Shingy joined AOL as a marketing director in 2007. In 2010 he was promoted to vice president of marketing and media, and a year later he transcended beyond the professional matrix to the role of digital prophet—a position that he created himself and embodied until now.
It’s possible no one really knows what Shingy did as a digital prophet. In 2014 he told the New Yorker that his six-figure salary paid for him to watch “the future take shape across the vast online landscape,” adding that, “I fly all around the world and go to conferences” and “I listen to where media is headed and figure out how our brands can win in that environment.”
But one anecdote from that story painted a clearer picture of Shingy’s role.
Next, Shingy stopped by the office of Erika Nardini, the chief marketing officer of AOL Advertising, and handed her an iPad Mini. “Wanted to show you a little brain fart I had on the plane,” he said. It was a cartoon he had drawn of a bear wearing zebra-print pants and a shirt covered in ones and zeros.
“Love it, love it, love it,” Nardini said. “I’m thinking of the bears more as a metaphor.”

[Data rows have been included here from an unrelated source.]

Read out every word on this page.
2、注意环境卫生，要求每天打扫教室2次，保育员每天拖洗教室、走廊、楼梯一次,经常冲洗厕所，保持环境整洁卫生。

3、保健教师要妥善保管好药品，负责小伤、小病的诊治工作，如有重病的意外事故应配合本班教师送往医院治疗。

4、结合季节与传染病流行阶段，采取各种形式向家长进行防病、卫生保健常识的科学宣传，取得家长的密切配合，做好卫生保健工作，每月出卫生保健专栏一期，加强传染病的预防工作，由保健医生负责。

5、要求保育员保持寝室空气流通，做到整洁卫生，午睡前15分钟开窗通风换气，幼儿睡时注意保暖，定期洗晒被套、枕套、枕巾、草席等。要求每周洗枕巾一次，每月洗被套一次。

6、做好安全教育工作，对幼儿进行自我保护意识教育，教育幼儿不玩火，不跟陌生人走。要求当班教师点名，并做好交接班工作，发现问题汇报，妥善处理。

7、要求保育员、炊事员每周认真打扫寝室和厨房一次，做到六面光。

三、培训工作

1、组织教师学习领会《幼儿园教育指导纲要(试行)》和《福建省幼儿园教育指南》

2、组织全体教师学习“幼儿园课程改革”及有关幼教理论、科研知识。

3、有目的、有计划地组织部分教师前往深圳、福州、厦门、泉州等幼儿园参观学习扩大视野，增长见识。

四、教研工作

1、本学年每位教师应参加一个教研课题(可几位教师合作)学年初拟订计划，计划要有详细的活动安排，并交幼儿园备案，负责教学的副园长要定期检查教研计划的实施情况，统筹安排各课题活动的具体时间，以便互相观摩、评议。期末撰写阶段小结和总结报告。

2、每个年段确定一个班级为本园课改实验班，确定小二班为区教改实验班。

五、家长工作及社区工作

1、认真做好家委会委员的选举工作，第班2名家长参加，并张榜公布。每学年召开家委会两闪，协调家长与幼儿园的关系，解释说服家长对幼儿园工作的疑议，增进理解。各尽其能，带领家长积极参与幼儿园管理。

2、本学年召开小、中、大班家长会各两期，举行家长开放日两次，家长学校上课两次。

“A thousand per cent,” Shingy said.
This week, Shingy’s prophesying for AOL and its parent company Verizon has come to an end. In an Instagram post about his departure, Shingy quoted Emily Dickinson: “I dwell in possibility.”
The soothsayer shared some hints about those possibilities in his farewell letter, in which he wrote he plans to work “autonomously with brands to help them achieve optimal presence in the marketplace.”
Shingy will soon grace other companies with his follicle antenna that gather transmissions from our collective consciousness. AOL may be as good as dead but its Digital Prophet still dwells in possibility.